At Long Last: Majeski Finally Hoists Tom Dawson Trophy, Captures 53rd Annual Snowball Derby 

 

 

At Long Last: Majeski Finally Hoists Tom Dawson Trophy, Captures 53rd Annual Snowball Derby 

 

By Chuck Corder 

Here came that moment. 

Once again, Ty Majeski was right in the thick of Snowball Derby glory. The 26-year-old Wisconsin native driver had been here before. Coming into the 53rd annual Snowball Derby – short-track racing’s crown jewel – Majeski had led 330 career laps and finished on the podium in half of his six starts. He finished runner-up in 2018 to fellow NASCAR driver Noah Gragson, who failed to make this year’s Derby. 

Majeski, a NASCAR Trucks Series driver and Super Late Model virtuoso, led the race on the final restart with California SLM stud Derek Thorn on his outside. Thorn, the Derby polesitter for the second consecutive year, had a rocket for most of the race and led a Derby-record 252 of 302 laps. 

The pair were beating and banging on each other for most of the final five laps, but Majeski stuck his No. 91 SLM in front of Thorn’s No 43 on Lap 299 and held Thorn off for the final three laps to earn his first career Derby victory. 

Thorn finished runner-up and the NASCAR Cup Series reigning champion Chase Elliott finished third in his quest to hoist the Tom Dawson Trophy for a third time. 

“This is the one everybody wants, and we’ve given a couple away, so it means a lot,” Majeski said. “It means a lot. We’ve had the dominant racecar in the past but couldn’t close it out. We weren’t great today, but we were when it counted. We made the right adjustments all day.” 

Majeski’s most masterful move Sunday came on Lap 277. After Thorn slammed the door on a few pass attempts, Majeski finally got around him just before the competition caution, which proved pivotal. 

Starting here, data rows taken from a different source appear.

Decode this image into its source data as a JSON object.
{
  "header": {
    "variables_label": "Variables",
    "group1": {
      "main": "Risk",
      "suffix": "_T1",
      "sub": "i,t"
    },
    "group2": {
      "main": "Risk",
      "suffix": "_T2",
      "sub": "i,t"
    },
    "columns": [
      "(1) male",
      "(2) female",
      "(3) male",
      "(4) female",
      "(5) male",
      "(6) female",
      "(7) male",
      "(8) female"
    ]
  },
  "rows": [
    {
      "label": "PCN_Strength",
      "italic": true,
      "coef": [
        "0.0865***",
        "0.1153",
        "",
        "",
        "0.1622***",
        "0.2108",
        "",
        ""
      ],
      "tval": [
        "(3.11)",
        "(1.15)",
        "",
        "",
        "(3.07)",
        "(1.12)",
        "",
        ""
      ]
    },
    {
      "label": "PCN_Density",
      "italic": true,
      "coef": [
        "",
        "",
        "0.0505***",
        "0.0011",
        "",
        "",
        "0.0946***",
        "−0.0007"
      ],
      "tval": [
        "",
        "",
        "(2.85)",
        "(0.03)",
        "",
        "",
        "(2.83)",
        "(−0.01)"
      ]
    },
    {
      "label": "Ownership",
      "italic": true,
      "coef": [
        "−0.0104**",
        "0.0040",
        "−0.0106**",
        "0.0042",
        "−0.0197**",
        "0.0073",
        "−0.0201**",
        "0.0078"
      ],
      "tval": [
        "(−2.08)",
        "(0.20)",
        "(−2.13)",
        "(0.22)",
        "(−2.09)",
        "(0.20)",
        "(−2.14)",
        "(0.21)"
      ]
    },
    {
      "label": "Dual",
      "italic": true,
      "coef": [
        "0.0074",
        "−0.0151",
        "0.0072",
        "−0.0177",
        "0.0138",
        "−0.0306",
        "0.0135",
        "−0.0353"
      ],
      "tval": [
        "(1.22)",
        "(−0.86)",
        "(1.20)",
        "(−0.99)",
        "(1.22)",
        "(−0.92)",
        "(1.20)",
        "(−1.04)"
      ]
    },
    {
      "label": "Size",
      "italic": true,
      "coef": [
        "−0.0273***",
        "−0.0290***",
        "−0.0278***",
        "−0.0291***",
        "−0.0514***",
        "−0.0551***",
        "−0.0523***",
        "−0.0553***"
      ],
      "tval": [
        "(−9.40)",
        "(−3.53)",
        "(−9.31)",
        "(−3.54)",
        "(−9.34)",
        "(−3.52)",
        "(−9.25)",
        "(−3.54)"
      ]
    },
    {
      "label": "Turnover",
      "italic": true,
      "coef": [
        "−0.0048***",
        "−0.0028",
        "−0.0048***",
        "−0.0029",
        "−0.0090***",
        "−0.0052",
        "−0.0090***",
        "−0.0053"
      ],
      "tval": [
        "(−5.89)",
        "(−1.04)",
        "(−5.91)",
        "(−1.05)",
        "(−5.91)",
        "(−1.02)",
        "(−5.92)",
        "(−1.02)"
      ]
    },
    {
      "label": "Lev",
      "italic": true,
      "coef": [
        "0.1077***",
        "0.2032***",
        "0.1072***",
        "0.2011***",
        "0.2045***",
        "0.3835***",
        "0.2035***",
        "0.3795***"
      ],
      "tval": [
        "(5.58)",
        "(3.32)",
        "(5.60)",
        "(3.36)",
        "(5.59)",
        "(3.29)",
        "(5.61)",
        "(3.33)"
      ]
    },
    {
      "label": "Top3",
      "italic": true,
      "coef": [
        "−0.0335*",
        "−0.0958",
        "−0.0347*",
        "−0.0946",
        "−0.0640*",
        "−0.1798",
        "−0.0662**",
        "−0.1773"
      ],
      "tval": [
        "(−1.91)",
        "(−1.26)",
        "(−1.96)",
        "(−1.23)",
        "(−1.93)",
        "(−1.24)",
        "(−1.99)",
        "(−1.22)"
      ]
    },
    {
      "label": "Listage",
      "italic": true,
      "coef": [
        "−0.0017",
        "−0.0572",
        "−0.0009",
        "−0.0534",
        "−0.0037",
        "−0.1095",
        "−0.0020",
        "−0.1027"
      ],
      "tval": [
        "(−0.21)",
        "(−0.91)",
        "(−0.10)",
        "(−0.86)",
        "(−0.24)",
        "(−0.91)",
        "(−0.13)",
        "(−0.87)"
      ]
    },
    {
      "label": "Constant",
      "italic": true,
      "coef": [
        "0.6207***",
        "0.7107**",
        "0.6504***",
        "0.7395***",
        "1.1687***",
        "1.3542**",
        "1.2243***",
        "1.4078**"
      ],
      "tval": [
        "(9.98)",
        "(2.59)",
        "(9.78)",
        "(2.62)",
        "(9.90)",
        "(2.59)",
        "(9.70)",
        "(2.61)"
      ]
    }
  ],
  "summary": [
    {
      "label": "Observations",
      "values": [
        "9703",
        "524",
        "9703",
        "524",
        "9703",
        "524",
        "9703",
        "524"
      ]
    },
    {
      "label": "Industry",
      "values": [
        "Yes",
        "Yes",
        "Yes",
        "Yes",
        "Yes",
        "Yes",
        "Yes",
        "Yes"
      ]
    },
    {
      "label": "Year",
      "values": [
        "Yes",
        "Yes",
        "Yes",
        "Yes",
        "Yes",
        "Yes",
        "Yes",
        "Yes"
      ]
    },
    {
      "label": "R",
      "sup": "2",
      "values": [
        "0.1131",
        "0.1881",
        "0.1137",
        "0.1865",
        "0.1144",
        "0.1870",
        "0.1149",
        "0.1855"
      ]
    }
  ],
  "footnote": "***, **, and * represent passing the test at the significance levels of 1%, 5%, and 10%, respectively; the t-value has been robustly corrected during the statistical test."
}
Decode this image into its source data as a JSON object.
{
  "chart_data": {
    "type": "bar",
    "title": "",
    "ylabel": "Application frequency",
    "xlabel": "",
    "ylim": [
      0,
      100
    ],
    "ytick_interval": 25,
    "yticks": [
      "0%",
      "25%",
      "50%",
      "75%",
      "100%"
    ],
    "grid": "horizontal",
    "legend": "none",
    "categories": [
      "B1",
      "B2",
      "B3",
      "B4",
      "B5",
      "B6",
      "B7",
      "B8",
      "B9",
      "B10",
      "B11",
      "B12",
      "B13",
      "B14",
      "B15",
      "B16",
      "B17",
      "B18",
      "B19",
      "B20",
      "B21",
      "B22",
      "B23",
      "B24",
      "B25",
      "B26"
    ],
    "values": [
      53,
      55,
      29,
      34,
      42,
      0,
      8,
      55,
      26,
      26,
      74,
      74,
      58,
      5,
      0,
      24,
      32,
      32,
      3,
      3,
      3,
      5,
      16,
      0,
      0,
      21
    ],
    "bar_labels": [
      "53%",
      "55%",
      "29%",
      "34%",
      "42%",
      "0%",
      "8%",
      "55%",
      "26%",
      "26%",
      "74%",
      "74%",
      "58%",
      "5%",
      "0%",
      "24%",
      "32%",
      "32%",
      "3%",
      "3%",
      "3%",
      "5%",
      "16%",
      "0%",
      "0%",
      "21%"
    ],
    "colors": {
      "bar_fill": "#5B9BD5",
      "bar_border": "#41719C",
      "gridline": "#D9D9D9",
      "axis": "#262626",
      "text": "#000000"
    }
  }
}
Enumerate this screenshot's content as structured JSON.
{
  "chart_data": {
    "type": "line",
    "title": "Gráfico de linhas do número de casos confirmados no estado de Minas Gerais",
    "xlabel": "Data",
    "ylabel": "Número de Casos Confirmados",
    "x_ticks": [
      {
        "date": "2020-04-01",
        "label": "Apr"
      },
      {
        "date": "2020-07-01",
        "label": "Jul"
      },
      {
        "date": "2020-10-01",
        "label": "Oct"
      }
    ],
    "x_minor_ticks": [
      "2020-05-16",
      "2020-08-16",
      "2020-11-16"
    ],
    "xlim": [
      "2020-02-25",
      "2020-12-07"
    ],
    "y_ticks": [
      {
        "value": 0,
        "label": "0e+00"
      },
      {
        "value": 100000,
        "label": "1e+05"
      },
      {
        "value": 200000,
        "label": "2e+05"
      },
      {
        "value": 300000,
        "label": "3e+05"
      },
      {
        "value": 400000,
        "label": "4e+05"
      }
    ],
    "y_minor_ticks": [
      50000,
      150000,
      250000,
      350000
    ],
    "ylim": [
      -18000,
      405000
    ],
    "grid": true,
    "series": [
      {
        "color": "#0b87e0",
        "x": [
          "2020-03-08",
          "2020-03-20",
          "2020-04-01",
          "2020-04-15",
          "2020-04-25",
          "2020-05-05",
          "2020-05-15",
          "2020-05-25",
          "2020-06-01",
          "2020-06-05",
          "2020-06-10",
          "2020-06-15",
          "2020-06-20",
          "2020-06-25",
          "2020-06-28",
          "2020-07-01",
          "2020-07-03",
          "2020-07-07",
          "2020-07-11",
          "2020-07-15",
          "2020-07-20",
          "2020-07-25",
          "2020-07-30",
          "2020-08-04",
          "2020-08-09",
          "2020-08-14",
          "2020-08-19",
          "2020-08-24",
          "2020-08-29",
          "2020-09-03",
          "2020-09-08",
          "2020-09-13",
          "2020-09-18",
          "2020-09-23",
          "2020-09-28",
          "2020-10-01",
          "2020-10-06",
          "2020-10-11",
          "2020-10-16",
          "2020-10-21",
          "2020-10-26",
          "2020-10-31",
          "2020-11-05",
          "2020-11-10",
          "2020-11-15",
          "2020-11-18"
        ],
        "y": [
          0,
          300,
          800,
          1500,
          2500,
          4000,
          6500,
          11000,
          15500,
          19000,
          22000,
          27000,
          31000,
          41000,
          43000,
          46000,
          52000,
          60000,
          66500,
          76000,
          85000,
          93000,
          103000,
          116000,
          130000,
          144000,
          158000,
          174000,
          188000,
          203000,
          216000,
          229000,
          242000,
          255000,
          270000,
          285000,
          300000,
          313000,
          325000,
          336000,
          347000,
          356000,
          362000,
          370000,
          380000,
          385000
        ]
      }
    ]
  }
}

Competition cautions occur after 75 consecutive green flag laps. There were three total Sunday and the last meant Majeski had position on Thorn for the final 25 laps. 

“Derek had a ton of speed,” Majeski said. “We had a great setup for short runs at the beginning of the race and it paid dividends with the caution there at the end. 

“This is why we come back every year. We wanted to win this thing after the ways we lost it the last couple of years.” 

Majeski felt a little bit snakebitten in the Florida Panhandle. He lost the lead 26 laps shy of the checkered flag in his 2018 second-place finish. Exactly four years ago, Majeski lost the lead on Lap 287 and finished third for the second year in a row. 

A winner of 107 SLM races, Majeski couldn’t contain his excitement for Sunday’s win. Satisfaction was written all over his face. Even more, considering the caliber of drivers he beat.  

The Derby had another Cup Series champion in addition to Elliott. Kyle Busch, the 2015 and 2019 Cup champ and another two-time Derby king, threatened early with a top-five appearance but finished seventh. 

Bubba Pollard had a miserable day and he ended it just 109 laps in when he pulled it into the infield. A 34th ties his worst career Derby performance. Stephen Nasse, still reeling from a controversial ruling that cost him the Allen Turner Hyundai Snowflake 100 for Pro Late Models on Saturday, had mechanical issues after a promising start and finished 29th. 

“This was the deepest field I’ve been a part of,” Majeski said. “It was crazy how tight the field was. 

“I was a little nervous after that first run. We fell back to 11th or 12th, but we made good adjustments all day to put ourselves in position at the end.” 

Elliott and fourth-place Chandler Smith were the moving men Sunday after starting 31st and 34th, respectively. Each earned their way into the show during a tense Saturday in which Elliott won the last-chance race and Smith finished fourth then, as well. 

Smith’s fourth is his best career Derby finish on a glowing resume. The 18-year-old from Talking Rock, Ga., has finished no worse than seventh in five consecutive and career starts. 

They all hope to switch spots with Majeski next year and be the ones to kiss the plastic snowball.